I like Android development. But you go off the beaten path and, well …

I’ve written some custom ListView objects that get rendered depending on what kind of device is needed for a home automation app I’m working on.

So far so bad.

Now you need to be able to turn that device on or off.

Tricky.

On the phone’s screen there is a button for every item displayed, each showing the correct value. 

BUT … inside it reuses the object that has been created. I have attached listeners to the button that mean when you toggle it off or on it sends a message to the underlying device.

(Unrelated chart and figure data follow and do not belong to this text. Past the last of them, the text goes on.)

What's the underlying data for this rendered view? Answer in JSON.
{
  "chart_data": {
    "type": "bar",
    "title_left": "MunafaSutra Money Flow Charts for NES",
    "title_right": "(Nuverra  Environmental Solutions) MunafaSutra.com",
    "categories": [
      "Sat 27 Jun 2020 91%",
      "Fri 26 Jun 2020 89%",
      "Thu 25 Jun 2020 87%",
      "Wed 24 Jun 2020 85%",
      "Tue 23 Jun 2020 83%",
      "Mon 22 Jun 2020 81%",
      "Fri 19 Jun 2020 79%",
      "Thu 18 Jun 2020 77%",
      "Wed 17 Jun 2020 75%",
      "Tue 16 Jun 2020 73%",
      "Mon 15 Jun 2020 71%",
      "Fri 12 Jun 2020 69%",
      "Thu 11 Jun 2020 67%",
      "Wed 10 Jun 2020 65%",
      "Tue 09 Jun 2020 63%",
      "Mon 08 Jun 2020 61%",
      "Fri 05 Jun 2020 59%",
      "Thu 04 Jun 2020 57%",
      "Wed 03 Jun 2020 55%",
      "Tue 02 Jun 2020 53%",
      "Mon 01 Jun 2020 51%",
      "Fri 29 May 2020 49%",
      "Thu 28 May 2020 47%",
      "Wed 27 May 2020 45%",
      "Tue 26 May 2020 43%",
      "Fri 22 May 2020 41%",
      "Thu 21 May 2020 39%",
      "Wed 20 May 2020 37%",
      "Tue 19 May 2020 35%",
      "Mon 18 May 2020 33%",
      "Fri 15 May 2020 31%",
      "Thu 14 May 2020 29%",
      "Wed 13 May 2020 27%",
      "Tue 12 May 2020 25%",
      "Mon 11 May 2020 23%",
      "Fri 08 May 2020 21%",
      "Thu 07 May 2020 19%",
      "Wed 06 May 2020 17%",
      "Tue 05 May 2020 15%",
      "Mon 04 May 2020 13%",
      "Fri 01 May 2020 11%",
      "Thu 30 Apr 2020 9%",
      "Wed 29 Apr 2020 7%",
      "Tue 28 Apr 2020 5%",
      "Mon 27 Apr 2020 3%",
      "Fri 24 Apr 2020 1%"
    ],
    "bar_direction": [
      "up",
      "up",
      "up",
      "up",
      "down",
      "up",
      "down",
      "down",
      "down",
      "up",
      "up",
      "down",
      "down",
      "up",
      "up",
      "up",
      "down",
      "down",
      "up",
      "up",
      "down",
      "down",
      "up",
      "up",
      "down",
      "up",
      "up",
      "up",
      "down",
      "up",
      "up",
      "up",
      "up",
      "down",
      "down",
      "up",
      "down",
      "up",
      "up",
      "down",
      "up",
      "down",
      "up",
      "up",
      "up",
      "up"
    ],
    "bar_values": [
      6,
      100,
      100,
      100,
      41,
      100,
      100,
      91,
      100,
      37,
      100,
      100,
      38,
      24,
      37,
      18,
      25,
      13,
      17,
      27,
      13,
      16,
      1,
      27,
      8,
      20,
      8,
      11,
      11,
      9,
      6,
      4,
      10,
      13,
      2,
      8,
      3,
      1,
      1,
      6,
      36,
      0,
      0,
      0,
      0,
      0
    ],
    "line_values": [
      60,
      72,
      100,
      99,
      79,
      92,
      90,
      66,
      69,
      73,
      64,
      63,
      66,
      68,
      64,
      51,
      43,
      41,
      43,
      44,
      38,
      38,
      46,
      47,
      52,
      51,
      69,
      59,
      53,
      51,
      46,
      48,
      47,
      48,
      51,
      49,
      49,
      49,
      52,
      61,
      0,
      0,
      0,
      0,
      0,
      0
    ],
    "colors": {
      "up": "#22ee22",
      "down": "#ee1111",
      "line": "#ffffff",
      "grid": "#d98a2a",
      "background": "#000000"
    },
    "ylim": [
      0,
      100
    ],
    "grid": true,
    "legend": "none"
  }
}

It does. But then it sends messages to ALL the devices of the same type, because I’ve attached the listeners to what is basically the same GUI over and over again. So it looks right on the screen, but underneath all that happened was things were set in the right order so they display correctly. Right at the end of the call chain it sets the value back just for fun.

OK – let’s get it to tell me the ID of whichever row was tapped and only allow commands to be sent to that device. Nope. The button has the focus and won’t tell it’s container there was a tap and I’ve tried all the suggestions google could find for me. So the listener doesn’t ever get fired.

I think I’m going to have to short circuit the views and create them by hand, so each is a separate object with its own button etc. defined with its own listeners.

List View is designed to work with thousands of elements of homogenous data that can be tapped on and treated as a unit. But actually, for the case where there’s only a few that might have other things on them, it just doesn’t work.

I’ll have another look on line tomorrow.

By the way – I’d lay money that iOS Table View has similar problems, before people start doing the fanboi thing.